If you are a homeowner facing foreclosure, you have a number of options available to you. Of them, the first that most borrows try is for a loan modification. On the surface of it, a loan mod seems like a good deal, but the more I think about it, the more I wonder if that is truly the case.
Getting your loan modified is no easy task. The lender is going to be very difficult to deal with and this is going to add to the your already high level of stress. If you are successful, you can expect that the lender will likely reduce the interest rate and the payment. They may also set aside some of the principle on the “back end” and not charge you interest for this balance for some time.
Make no mistake about it though, you will still owe this (extra) money.

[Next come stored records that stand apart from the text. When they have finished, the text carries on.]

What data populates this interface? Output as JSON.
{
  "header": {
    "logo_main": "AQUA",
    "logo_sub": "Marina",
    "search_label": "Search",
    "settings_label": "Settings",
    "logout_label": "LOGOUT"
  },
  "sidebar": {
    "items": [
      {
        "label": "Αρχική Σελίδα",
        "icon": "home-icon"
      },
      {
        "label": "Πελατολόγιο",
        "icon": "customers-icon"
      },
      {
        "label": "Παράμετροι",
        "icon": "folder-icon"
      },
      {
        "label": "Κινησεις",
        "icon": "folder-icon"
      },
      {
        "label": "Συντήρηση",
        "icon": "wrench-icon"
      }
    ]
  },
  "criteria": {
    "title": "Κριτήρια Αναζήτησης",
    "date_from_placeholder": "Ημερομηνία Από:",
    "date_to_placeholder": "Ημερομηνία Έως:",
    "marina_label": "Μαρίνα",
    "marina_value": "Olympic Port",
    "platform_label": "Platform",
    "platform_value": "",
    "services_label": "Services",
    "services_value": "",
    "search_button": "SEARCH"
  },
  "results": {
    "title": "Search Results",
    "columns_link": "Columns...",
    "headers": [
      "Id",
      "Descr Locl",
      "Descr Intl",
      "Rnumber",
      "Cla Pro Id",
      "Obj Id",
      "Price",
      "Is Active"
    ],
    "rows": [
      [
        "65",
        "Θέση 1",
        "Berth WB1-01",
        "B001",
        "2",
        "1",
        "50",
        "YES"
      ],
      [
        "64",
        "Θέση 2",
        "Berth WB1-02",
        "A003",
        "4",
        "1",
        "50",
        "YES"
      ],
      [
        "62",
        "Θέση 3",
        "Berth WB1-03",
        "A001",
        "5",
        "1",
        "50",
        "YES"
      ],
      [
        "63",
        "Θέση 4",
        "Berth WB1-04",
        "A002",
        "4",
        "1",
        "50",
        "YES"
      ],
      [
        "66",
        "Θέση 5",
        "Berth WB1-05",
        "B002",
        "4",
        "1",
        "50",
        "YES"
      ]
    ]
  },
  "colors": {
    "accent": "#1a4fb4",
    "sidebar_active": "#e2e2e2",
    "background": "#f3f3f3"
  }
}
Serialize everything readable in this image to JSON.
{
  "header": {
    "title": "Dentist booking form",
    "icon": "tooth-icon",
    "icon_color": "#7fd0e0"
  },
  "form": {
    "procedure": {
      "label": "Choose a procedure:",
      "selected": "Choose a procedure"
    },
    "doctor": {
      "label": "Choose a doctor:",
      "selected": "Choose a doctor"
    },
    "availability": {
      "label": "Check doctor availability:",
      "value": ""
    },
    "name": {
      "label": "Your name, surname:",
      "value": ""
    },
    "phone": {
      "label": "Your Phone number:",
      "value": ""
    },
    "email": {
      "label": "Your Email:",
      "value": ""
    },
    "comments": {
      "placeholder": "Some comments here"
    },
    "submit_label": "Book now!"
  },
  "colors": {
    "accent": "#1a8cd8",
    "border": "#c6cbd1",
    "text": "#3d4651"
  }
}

At first glance, getting a lower payment and being able to stay in your home (for now) may seem like a very good idea. The reality, however, is often much less appealing.
Why?
Well, there are a number of reasons.
First, you still likely owe far more than your house is worth. This is probably the biggest reason that most loan modifications eventually end up back in foreclosure. Initially, the borrower is very happy to have been able to stay in the home, however, as time passes, the reality of the size of the debt versus the value of the home sets in, and the motivation to keep making those payments eventually weakens.

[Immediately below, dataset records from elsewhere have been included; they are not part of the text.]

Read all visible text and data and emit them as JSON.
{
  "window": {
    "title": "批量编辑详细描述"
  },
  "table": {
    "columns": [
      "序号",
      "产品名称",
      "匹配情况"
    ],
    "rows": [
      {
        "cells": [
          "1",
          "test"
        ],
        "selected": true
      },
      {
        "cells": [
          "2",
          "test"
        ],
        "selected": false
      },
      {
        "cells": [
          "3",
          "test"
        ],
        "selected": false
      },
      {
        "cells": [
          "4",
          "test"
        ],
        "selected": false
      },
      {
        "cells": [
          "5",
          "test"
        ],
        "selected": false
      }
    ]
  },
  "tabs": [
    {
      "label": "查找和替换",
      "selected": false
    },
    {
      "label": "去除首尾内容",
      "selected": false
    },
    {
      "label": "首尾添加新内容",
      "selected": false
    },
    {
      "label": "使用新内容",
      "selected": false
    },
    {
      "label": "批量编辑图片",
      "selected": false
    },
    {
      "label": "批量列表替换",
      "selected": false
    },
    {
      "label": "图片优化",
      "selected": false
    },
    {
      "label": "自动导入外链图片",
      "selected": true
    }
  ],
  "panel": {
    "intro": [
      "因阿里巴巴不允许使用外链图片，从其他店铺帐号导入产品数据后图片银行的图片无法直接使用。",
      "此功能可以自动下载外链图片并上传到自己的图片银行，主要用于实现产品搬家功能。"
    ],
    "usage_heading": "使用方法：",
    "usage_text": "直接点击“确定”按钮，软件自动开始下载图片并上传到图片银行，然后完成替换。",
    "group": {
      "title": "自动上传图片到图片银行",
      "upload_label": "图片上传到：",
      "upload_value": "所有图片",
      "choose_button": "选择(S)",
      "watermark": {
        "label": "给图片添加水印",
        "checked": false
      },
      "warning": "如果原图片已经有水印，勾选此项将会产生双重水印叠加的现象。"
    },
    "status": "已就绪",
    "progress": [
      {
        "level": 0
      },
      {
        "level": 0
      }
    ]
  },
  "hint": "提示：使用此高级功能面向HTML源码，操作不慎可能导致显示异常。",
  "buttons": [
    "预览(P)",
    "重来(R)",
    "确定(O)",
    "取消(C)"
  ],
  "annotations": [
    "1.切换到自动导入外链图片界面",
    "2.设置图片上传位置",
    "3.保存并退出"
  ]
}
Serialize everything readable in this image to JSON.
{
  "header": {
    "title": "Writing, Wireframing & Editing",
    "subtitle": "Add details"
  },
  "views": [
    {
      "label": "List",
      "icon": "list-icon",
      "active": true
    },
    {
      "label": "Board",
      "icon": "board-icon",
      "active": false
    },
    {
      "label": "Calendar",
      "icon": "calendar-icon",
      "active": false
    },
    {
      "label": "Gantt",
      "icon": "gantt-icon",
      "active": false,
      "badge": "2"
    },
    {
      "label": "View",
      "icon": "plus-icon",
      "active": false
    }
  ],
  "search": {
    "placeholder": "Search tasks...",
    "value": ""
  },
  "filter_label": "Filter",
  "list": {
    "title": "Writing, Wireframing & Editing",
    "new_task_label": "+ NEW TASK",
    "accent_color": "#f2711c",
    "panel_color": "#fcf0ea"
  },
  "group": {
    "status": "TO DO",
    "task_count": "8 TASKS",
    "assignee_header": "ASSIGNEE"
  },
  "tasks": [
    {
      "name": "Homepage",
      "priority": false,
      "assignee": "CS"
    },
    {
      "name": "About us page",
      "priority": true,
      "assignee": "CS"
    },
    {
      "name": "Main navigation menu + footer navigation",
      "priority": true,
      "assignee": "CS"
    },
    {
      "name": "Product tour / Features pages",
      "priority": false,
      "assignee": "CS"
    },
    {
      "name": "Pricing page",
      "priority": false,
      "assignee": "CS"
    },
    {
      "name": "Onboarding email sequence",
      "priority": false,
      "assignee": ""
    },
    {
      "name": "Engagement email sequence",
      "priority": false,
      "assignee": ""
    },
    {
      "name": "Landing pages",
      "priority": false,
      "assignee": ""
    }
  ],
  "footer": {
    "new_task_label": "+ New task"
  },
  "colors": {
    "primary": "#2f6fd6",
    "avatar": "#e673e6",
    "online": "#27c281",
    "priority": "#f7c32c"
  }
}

Remember, in your neighborhood, the vast majority of homes in default do not get their loan modified (if you don’t have a job, you CANNOT get a loan mod). When a loan is not modified, the home is either sold via short sale, or sold at the trustee sale, or taken back by the bank and sold as an REO. In all cases, the sales price(s) of the houses that surround yours are going to be lower than a home that was not sold “in distress”.

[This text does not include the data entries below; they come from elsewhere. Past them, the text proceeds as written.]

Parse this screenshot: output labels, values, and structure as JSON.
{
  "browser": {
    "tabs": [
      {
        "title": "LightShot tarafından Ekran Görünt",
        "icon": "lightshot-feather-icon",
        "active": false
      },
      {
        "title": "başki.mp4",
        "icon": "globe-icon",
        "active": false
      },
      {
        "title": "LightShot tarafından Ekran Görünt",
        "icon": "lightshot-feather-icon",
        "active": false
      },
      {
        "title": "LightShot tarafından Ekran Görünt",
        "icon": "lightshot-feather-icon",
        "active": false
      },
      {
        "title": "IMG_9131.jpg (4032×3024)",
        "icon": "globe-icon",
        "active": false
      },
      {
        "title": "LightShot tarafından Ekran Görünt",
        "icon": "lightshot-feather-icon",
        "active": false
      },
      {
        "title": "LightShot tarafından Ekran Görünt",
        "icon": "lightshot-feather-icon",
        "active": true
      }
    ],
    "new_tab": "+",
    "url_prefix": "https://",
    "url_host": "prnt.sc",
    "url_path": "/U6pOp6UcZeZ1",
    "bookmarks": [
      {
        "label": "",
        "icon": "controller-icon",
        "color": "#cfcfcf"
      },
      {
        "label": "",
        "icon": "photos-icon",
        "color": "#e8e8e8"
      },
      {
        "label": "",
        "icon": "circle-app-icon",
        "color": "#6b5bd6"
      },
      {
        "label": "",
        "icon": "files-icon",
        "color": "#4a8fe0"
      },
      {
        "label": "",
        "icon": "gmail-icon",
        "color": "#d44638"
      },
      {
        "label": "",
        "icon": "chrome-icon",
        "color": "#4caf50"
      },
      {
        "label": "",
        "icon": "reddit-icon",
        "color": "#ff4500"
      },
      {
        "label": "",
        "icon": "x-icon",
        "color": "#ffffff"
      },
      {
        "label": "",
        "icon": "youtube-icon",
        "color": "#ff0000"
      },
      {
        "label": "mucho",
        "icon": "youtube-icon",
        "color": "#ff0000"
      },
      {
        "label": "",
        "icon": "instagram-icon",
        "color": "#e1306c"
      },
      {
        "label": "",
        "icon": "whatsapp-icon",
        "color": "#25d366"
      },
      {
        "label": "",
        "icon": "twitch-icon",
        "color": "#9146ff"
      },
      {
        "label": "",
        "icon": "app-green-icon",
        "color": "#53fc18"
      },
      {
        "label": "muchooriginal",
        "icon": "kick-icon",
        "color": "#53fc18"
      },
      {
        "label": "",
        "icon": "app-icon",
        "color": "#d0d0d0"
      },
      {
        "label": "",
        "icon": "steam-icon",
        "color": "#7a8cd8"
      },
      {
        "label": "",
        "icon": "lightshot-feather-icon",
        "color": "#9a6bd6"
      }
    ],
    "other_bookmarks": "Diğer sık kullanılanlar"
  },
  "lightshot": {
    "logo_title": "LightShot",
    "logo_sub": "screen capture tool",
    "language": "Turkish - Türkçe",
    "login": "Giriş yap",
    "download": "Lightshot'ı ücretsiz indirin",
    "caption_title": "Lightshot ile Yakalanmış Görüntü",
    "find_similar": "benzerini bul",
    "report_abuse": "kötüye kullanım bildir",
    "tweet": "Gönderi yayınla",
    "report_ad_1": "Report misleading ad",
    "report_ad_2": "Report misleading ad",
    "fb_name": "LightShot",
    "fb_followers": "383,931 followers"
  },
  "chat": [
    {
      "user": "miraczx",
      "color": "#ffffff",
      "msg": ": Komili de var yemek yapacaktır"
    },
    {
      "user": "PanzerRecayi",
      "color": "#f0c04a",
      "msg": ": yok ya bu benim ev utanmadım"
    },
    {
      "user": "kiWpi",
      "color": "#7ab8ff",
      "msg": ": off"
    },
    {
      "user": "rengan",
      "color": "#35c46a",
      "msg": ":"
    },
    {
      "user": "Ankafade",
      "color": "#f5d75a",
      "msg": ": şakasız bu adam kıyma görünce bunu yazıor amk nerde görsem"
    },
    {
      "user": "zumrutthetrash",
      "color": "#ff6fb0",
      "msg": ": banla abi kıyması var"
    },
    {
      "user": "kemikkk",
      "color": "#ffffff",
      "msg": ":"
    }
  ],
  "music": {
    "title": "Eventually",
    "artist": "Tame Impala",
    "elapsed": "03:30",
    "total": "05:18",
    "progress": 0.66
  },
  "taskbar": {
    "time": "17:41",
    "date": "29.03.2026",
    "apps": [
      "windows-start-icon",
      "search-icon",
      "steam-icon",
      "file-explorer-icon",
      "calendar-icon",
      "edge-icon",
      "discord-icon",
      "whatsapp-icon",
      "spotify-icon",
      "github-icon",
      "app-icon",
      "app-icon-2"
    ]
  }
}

What does this mean for you? In means that “comparable sales” are going to keep going down for a while yet, and each time that happens, your house is going to be worth less. The amount you owe, even after a loan mod, is still going to be the same. Bummer.
Making matters worse, in some neighborhoods, homeowners who are capable of making their payments simple stop doing so because they no longer see the point. Their house value is far less than the loan, none of the neighbors are making a payment, and no one has yet been evicted.
This is what we call a “strategic default”.
Regardless of what you call it, the result is still the same; foreclosure takes place and the house is eventually resold at a much lower price – which in turn results in much lower sales comparables.
Fannie-Mae is not ignorant to this problem and that is why they recently introduced their deed for lease program. In this program, the qualifying homeowners facing foreclosure will be able to remain in their homes by signing a lease in connection with the voluntary transfer of the property deed back to the lender.
For many homeowners, this will allow them to stay in their homes, get debt relief, and cut their monthly cost of shelter in half. Not a bad deal for most people.
What has not yet been announced, but what I think is highly likely, is that in a year or two after you deed your home to the lender, you will then be offered a option to buy it back. If that plays out, that is absolutely wonderful for the homeowner.
Think about it; you deed it back to the lender, you get to stay in your house, your debt is eliminated, and eventually you get to buy it back at its now current (lower) market value!
There’s just one problem with this. What about the other 90% of homeowners who aren’t in default but are under water? Don’t you think they are going to want their discount, too?
I’m guessing they will, and if I’m right, that is going to mean a whole lot more strategic defaults.
Very clearly, we are not out of the woods by any stretch of the imagination – despite what you may be reading in today’s news.